- Born: Diane Margaret Haigh 2 May 1949 Kendal, England
- Died: 31 July 2022 (aged 73) Cambridge, England
- Education: University of Cambridge
- Occupation: Architect
- Years active: 1982–2022
- Spouse: William Fawcett
- Children: 2

= Diane Haigh =

British architect (1949–2022)

Diane Margaret Haigh (2 May 1949 – 31 July 2022) was a British architect and faculty member at the University of Cambridge. She designed the renovation of the Royal Festival Hall in 2007 as well as numerous other refurbishments of historical buildings.

==Early life==
Haigh was born in 1949 in Kendal. Her father, Donald Haigh, was an architect. She studied architecture at Newnham College at the University of Cambridge, graduating in 1971, and later completed a postgraduate diploma at Cambridge's Darwin College. She married William Fawcett, a fellow architect whom she had met at Cambridge and with whom she often worked.

==Career==
In 1982, Haigh, Fawcett and their two young children moved to Hong Kong, where Haigh taught at the University of Hong Kong Department of Architecture until 1985. They returned to Cambridge in 1986 and Haigh began working for Freeland Rees Roberts; her work there included the restoration of part of Thorpe Hall in Peterborough for use as a hospice. In the early 1990s, Haigh and Fawcett collaborated on the restoration of five houses designed by Baillie Scott in Cambridge, and published a book titled Baillie Scott: The Artistic House about the houses.

From 1995 to 2016, Haigh was the director of studies at Trinity Hall, Cambridge, and would spend her weekdays working in London and her weekends supervising students in Cambridge.
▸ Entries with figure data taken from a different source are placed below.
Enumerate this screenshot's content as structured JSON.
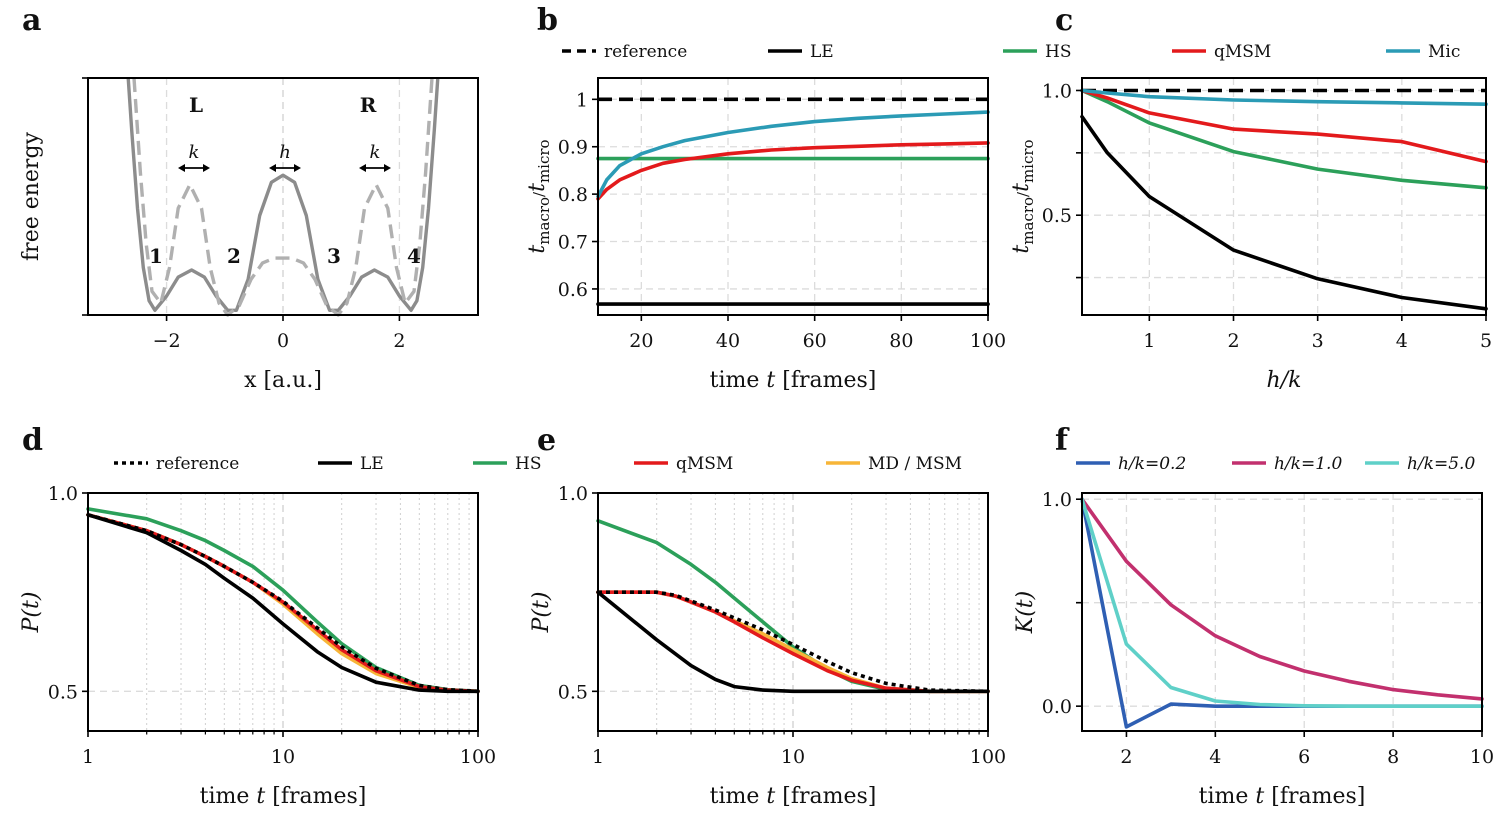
{
  "figure": {
    "panel_letters": [
      "a",
      "b",
      "c",
      "d",
      "e",
      "f"
    ]
  },
  "chart_data": [
    {
      "panel": "a",
      "type": "line",
      "xlabel": "x [a.u.]",
      "ylabel": "free energy",
      "xlim": [
        -3.35,
        3.35
      ],
      "ylim": [
        0,
        1
      ],
      "xticks": [
        "−2",
        "0",
        "2"
      ],
      "xtick_values": [
        -2,
        0,
        2
      ],
      "annotations": [
        "L",
        "R",
        "1",
        "2",
        "3",
        "4",
        "k",
        "h",
        "k"
      ],
      "series": [
        {
          "name": "",
          "style": "solid",
          "color": "#8c8c8c",
          "x": [
            -2.66,
            -2.6,
            -2.5,
            -2.4,
            -2.3,
            -2.2,
            -2.0,
            -1.8,
            -1.57,
            -1.35,
            -1.15,
            -0.95,
            -0.8,
            -0.6,
            -0.4,
            -0.2,
            0,
            0.2,
            0.4,
            0.6,
            0.8,
            0.95,
            1.15,
            1.35,
            1.57,
            1.8,
            2.0,
            2.2,
            2.3,
            2.4,
            2.5,
            2.6,
            2.66
          ],
          "y": [
            1.0,
            0.78,
            0.45,
            0.2,
            0.06,
            0.02,
            0.08,
            0.16,
            0.19,
            0.16,
            0.08,
            0.02,
            0.02,
            0.15,
            0.42,
            0.56,
            0.59,
            0.56,
            0.42,
            0.15,
            0.02,
            0.02,
            0.08,
            0.16,
            0.19,
            0.16,
            0.08,
            0.02,
            0.06,
            0.2,
            0.45,
            0.78,
            1.0
          ]
        },
        {
          "name": "",
          "style": "dashed",
          "color": "#b0b0b0",
          "x": [
            -2.56,
            -2.45,
            -2.35,
            -2.25,
            -2.1,
            -1.95,
            -1.8,
            -1.6,
            -1.4,
            -1.25,
            -1.1,
            -0.95,
            -0.75,
            -0.55,
            -0.35,
            -0.15,
            0,
            0.15,
            0.35,
            0.55,
            0.75,
            0.95,
            1.1,
            1.25,
            1.4,
            1.6,
            1.8,
            1.95,
            2.1,
            2.25,
            2.35,
            2.45,
            2.56
          ],
          "y": [
            1.0,
            0.6,
            0.3,
            0.1,
            0.05,
            0.2,
            0.45,
            0.55,
            0.45,
            0.2,
            0.05,
            0.0,
            0.04,
            0.15,
            0.22,
            0.24,
            0.24,
            0.24,
            0.22,
            0.15,
            0.04,
            0.0,
            0.05,
            0.2,
            0.45,
            0.55,
            0.45,
            0.2,
            0.05,
            0.1,
            0.3,
            0.6,
            1.0
          ]
        }
      ]
    },
    {
      "panel": "b",
      "type": "line",
      "xlabel": "time t [frames]",
      "ylabel": "t_macro / t_micro",
      "xlim": [
        10,
        100
      ],
      "ylim": [
        0.545,
        1.045
      ],
      "xticks": [
        "20",
        "40",
        "60",
        "80",
        "100"
      ],
      "xtick_values": [
        20,
        40,
        60,
        80,
        100
      ],
      "yticks": [
        "0.6",
        "0.7",
        "0.8",
        "0.9",
        "1"
      ],
      "ytick_values": [
        0.6,
        0.7,
        0.8,
        0.9,
        1.0
      ],
      "legend": [
        "reference",
        "LE",
        "HS",
        "qMSM",
        "Mic"
      ],
      "series": [
        {
          "name": "reference",
          "style": "dashed",
          "color": "#000000",
          "x": [
            10,
            100
          ],
          "y": [
            1.0,
            1.0
          ]
        },
        {
          "name": "LE",
          "color": "#000000",
          "x": [
            10,
            100
          ],
          "y": [
            0.568,
            0.568
          ]
        },
        {
          "name": "HS",
          "color": "#2ca05a",
          "x": [
            10,
            100
          ],
          "y": [
            0.875,
            0.875
          ]
        },
        {
          "name": "qMSM",
          "color": "#e31a1c",
          "x": [
            10,
            12,
            15,
            20,
            25,
            30,
            40,
            50,
            60,
            70,
            80,
            90,
            100
          ],
          "y": [
            0.79,
            0.81,
            0.83,
            0.85,
            0.865,
            0.873,
            0.885,
            0.893,
            0.898,
            0.901,
            0.904,
            0.906,
            0.908
          ]
        },
        {
          "name": "Mic",
          "color": "#2b9bb5",
          "x": [
            10,
            12,
            15,
            20,
            25,
            30,
            40,
            50,
            60,
            70,
            80,
            90,
            100
          ],
          "y": [
            0.795,
            0.83,
            0.86,
            0.885,
            0.9,
            0.913,
            0.93,
            0.943,
            0.953,
            0.96,
            0.965,
            0.969,
            0.973
          ]
        }
      ]
    },
    {
      "panel": "c",
      "type": "line",
      "xlabel": "h/k",
      "ylabel": "t_macro / t_micro",
      "xlim": [
        0.2,
        5
      ],
      "ylim": [
        0.1,
        1.05
      ],
      "xticks": [
        "1",
        "2",
        "3",
        "4",
        "5"
      ],
      "xtick_values": [
        1,
        2,
        3,
        4,
        5
      ],
      "yticks": [
        "0.5",
        "1.0"
      ],
      "ytick_values": [
        0.5,
        1.0
      ],
      "series": [
        {
          "name": "reference",
          "style": "dashed",
          "color": "#000000",
          "x": [
            0.2,
            5
          ],
          "y": [
            1.0,
            1.0
          ]
        },
        {
          "name": "LE",
          "color": "#000000",
          "x": [
            0.2,
            0.5,
            1,
            2,
            3,
            4,
            5
          ],
          "y": [
            0.895,
            0.75,
            0.575,
            0.36,
            0.245,
            0.17,
            0.125
          ]
        },
        {
          "name": "HS",
          "color": "#2ca05a",
          "x": [
            0.2,
            0.5,
            1,
            2,
            3,
            4,
            5
          ],
          "y": [
            1.0,
            0.955,
            0.87,
            0.755,
            0.685,
            0.64,
            0.61
          ]
        },
        {
          "name": "qMSM",
          "color": "#e31a1c",
          "x": [
            0.2,
            0.5,
            1,
            2,
            3,
            4,
            5
          ],
          "y": [
            1.0,
            0.97,
            0.91,
            0.845,
            0.825,
            0.795,
            0.715
          ]
        },
        {
          "name": "Mic",
          "color": "#2b9bb5",
          "x": [
            0.2,
            0.5,
            1,
            2,
            3,
            4,
            5
          ],
          "y": [
            1.0,
            0.99,
            0.975,
            0.962,
            0.955,
            0.95,
            0.945
          ]
        }
      ]
    },
    {
      "panel": "d",
      "type": "line",
      "xscale": "log",
      "xlabel": "time t [frames]",
      "ylabel": "P(t)",
      "xlim": [
        1,
        100
      ],
      "ylim": [
        0.4,
        1.0
      ],
      "xticks": [
        "1",
        "10",
        "100"
      ],
      "xtick_values": [
        1,
        10,
        100
      ],
      "yticks": [
        "0.5",
        "1.0"
      ],
      "ytick_values": [
        0.5,
        1.0
      ],
      "legend": [
        "reference",
        "LE",
        "HS",
        "qMSM",
        "MD / MSM"
      ],
      "series": [
        {
          "name": "HS",
          "color": "#2ca05a",
          "x": [
            1,
            2,
            3,
            4,
            5,
            7,
            10,
            15,
            20,
            30,
            50,
            70,
            100
          ],
          "y": [
            0.96,
            0.935,
            0.905,
            0.88,
            0.855,
            0.815,
            0.755,
            0.675,
            0.62,
            0.56,
            0.515,
            0.504,
            0.5
          ]
        },
        {
          "name": "MD / MSM",
          "color": "#f7b538",
          "x": [
            1,
            2,
            3,
            4,
            5,
            7,
            10,
            15,
            20,
            30,
            50,
            70,
            100
          ],
          "y": [
            0.945,
            0.905,
            0.87,
            0.84,
            0.815,
            0.775,
            0.72,
            0.645,
            0.595,
            0.545,
            0.51,
            0.502,
            0.5
          ]
        },
        {
          "name": "qMSM",
          "color": "#e31a1c",
          "x": [
            1,
            2,
            3,
            4,
            5,
            7,
            10,
            15,
            20,
            30,
            50,
            70,
            100
          ],
          "y": [
            0.945,
            0.905,
            0.87,
            0.84,
            0.815,
            0.775,
            0.725,
            0.655,
            0.605,
            0.552,
            0.512,
            0.503,
            0.5
          ]
        },
        {
          "name": "LE",
          "color": "#000000",
          "x": [
            1,
            2,
            3,
            4,
            5,
            7,
            10,
            15,
            20,
            30,
            50,
            70,
            100
          ],
          "y": [
            0.945,
            0.9,
            0.855,
            0.82,
            0.785,
            0.735,
            0.67,
            0.6,
            0.56,
            0.523,
            0.503,
            0.5,
            0.5
          ]
        },
        {
          "name": "reference",
          "style": "dotted",
          "color": "#000000",
          "x": [
            1,
            2,
            3,
            4,
            5,
            7,
            10,
            15,
            20,
            30,
            50,
            70,
            100
          ],
          "y": [
            0.945,
            0.905,
            0.87,
            0.84,
            0.815,
            0.775,
            0.727,
            0.66,
            0.612,
            0.558,
            0.515,
            0.504,
            0.5
          ]
        }
      ]
    },
    {
      "panel": "e",
      "type": "line",
      "xscale": "log",
      "xlabel": "time t [frames]",
      "ylabel": "P(t)",
      "xlim": [
        1,
        100
      ],
      "ylim": [
        0.4,
        1.0
      ],
      "xticks": [
        "1",
        "10",
        "100"
      ],
      "xtick_values": [
        1,
        10,
        100
      ],
      "yticks": [
        "0.5",
        "1.0"
      ],
      "ytick_values": [
        0.5,
        1.0
      ],
      "series": [
        {
          "name": "HS",
          "color": "#2ca05a",
          "x": [
            1,
            2,
            3,
            4,
            5,
            7,
            10,
            15,
            20,
            30,
            50,
            100
          ],
          "y": [
            0.93,
            0.875,
            0.82,
            0.775,
            0.735,
            0.675,
            0.612,
            0.555,
            0.525,
            0.505,
            0.5,
            0.5
          ]
        },
        {
          "name": "MD / MSM",
          "color": "#f7b538",
          "x": [
            1,
            2,
            2.5,
            3,
            4,
            5,
            7,
            10,
            15,
            20,
            30,
            50,
            100
          ],
          "y": [
            0.75,
            0.75,
            0.74,
            0.725,
            0.7,
            0.678,
            0.645,
            0.605,
            0.56,
            0.532,
            0.508,
            0.5,
            0.5
          ]
        },
        {
          "name": "qMSM",
          "color": "#e31a1c",
          "x": [
            1,
            2,
            2.5,
            3,
            4,
            5,
            7,
            10,
            15,
            20,
            30,
            50,
            100
          ],
          "y": [
            0.75,
            0.75,
            0.74,
            0.725,
            0.7,
            0.675,
            0.635,
            0.595,
            0.552,
            0.528,
            0.508,
            0.5,
            0.5
          ]
        },
        {
          "name": "LE",
          "color": "#000000",
          "x": [
            1,
            2,
            3,
            4,
            5,
            7,
            10,
            15,
            20,
            30,
            50,
            100
          ],
          "y": [
            0.75,
            0.63,
            0.565,
            0.53,
            0.512,
            0.503,
            0.5,
            0.5,
            0.5,
            0.5,
            0.5,
            0.5
          ]
        },
        {
          "name": "reference",
          "style": "dotted",
          "color": "#000000",
          "x": [
            1,
            2,
            2.5,
            3,
            4,
            5,
            7,
            10,
            15,
            20,
            30,
            50,
            100
          ],
          "y": [
            0.75,
            0.75,
            0.742,
            0.728,
            0.705,
            0.685,
            0.655,
            0.618,
            0.575,
            0.547,
            0.52,
            0.503,
            0.5
          ]
        }
      ]
    },
    {
      "panel": "f",
      "type": "line",
      "xlabel": "time t [frames]",
      "ylabel": "K(t)",
      "xlim": [
        1,
        10
      ],
      "ylim": [
        -0.12,
        1.03
      ],
      "xticks": [
        "2",
        "4",
        "6",
        "8",
        "10"
      ],
      "xtick_values": [
        2,
        4,
        6,
        8,
        10
      ],
      "yticks": [
        "0.0",
        "1.0"
      ],
      "ytick_values": [
        0.0,
        1.0
      ],
      "legend": [
        "h/k=0.2",
        "h/k=1.0",
        "h/k=5.0"
      ],
      "series": [
        {
          "name": "h/k=0.2",
          "color": "#2f5fb3",
          "x": [
            1,
            2,
            3,
            4,
            5,
            6,
            7,
            8,
            9,
            10
          ],
          "y": [
            1.0,
            -0.1,
            0.01,
            0.0,
            0.0,
            0.0,
            0.0,
            0.0,
            0.0,
            0.0
          ]
        },
        {
          "name": "h/k=1.0",
          "color": "#c2306e",
          "x": [
            1,
            2,
            3,
            4,
            5,
            6,
            7,
            8,
            9,
            10
          ],
          "y": [
            1.0,
            0.7,
            0.49,
            0.34,
            0.24,
            0.17,
            0.12,
            0.08,
            0.055,
            0.035
          ]
        },
        {
          "name": "h/k=5.0",
          "color": "#5fd0c8",
          "x": [
            1,
            2,
            3,
            4,
            5,
            6,
            7,
            8,
            9,
            10
          ],
          "y": [
            1.0,
            0.3,
            0.09,
            0.025,
            0.008,
            0.002,
            0.0,
            0.0,
            0.0,
            0.0
          ]
        }
      ]
    }
  ]
}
She moved to the architectural firm Allies and Morrison in 1996 as a director and remained at the firm until 2016. At Allies and Morrison, she led projects including the refurbishment of Queen's House to meet modern accessibility standards (1999), the conversion of Baillie Scott's Blackwell house into an art gallery (2001), and refurbishment of the Royal Observatory's Astronomy Centre (2007) and the Royal Festival Hall (2007). Haigh's work on these historic buildings influenced the guidance of English Heritage—which had previously objected to her proposed designs—on the principles of conservation and restoration. She was appointed a director of design review at the Commission for Architecture and the Built Environment in 2007.

==Later life and death==
Later in life Haigh had impaired mobility. She died from pancreatic cancer in Cambridge, on 31 July 2022, aged 73.